A habit I picked up in school that I’ve never been able to completely shake is extreme frugality in the use of paint. (I didn’t have a lot of money and I went to school in New York City. Also, paint isn’t cheap.) I probably could have gotten to the finish sooner in various areas of the painting if I’d just been less stingy with the paint. Instead, as I often do, I built the piece up in thin layers.
Throughout the process I constantly bounce around the piece, addressing large areas and then adjusting my focal point accordingly. With each visit back to the focal point, that area gets a step closer to completion and usually gains further embellishment.
The flames were the last bit I completed. I don’t know why I saved them to the end, but I relished the few minute it took to bring them to full realization. Even signing the piece was less enjoyable.
The finished painting is oil on gessoed hardboard and measures twenty-four inches wide, by eighteen inches tall. It is called “Waiting Room,” and it is easily the most personal painting I’ve done in a long, long time.

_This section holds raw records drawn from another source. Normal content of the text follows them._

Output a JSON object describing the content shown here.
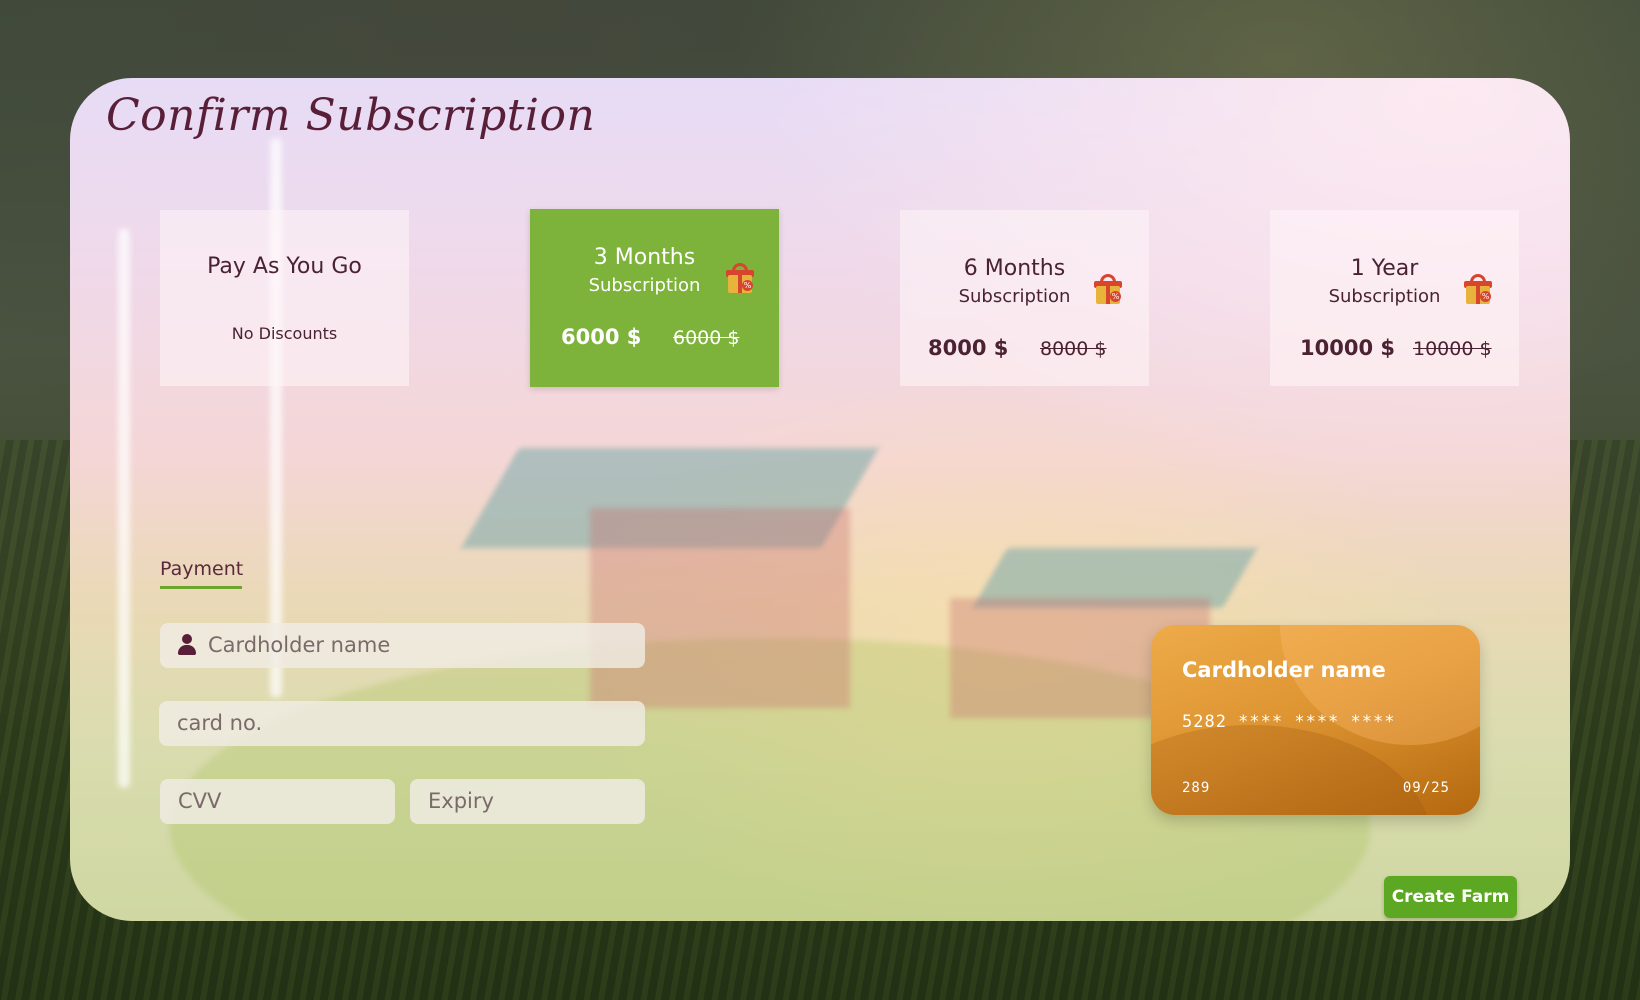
{
  "page": {
    "title": "Confirm Subscription"
  },
  "plans": [
    {
      "name": "Pay As You Go",
      "subtitle": "",
      "note": "No Discounts",
      "price": "",
      "old_price": "",
      "selected": false
    },
    {
      "name": "3 Months",
      "subtitle": "Subscription",
      "note": "",
      "price": "6000 $",
      "old_price": "6000 $",
      "selected": true
    },
    {
      "name": "6 Months",
      "subtitle": "Subscription",
      "note": "",
      "price": "8000 $",
      "old_price": "8000 $",
      "selected": false
    },
    {
      "name": "1 Year",
      "subtitle": "Subscription",
      "note": "",
      "price": "10000 $",
      "old_price": "10000 $",
      "selected": false
    }
  ],
  "payment": {
    "tab_label": "Payment",
    "cardholder_placeholder": "Cardholder name",
    "card_no_placeholder": "card no.",
    "cvv_placeholder": "CVV",
    "expiry_placeholder": "Expiry"
  },
  "card_preview": {
    "holder": "Cardholder name",
    "number": "5282 **** **** ****",
    "cvv": "289",
    "expiry": "09/25"
  },
  "actions": {
    "create_label": "Create Farm"
  },
  "colors": {
    "accent": "#7db33a",
    "button": "#5da822",
    "title": "#5a1f38",
    "card": "#de9532"
  },
  "icons": {
    "gift": "gift-icon",
    "user": "user-icon"
  }
}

Hopefully, there’s a nugget or two in this post that’s of value or interest to you. At the very least, perhaps someone reading this will consider mining the vast catalog of what they know the next time they’re stuck not knowing what to paint. The memories and associations lurking in our brains can be deep dives and full of amazing things. Giving them a chance to boil up can yield endless inspiration and can often times be more than a little cathartic. Such impressions can be the seeds of ideas or embellish the ideas you already have. And while they may not seem useful to genre work, you may not want to dismiss your memories outright. They just might take your genre work to another level—or another place entirely—and provide authenticity your work might not have had otherwise—even if that authenticity is something only you know about.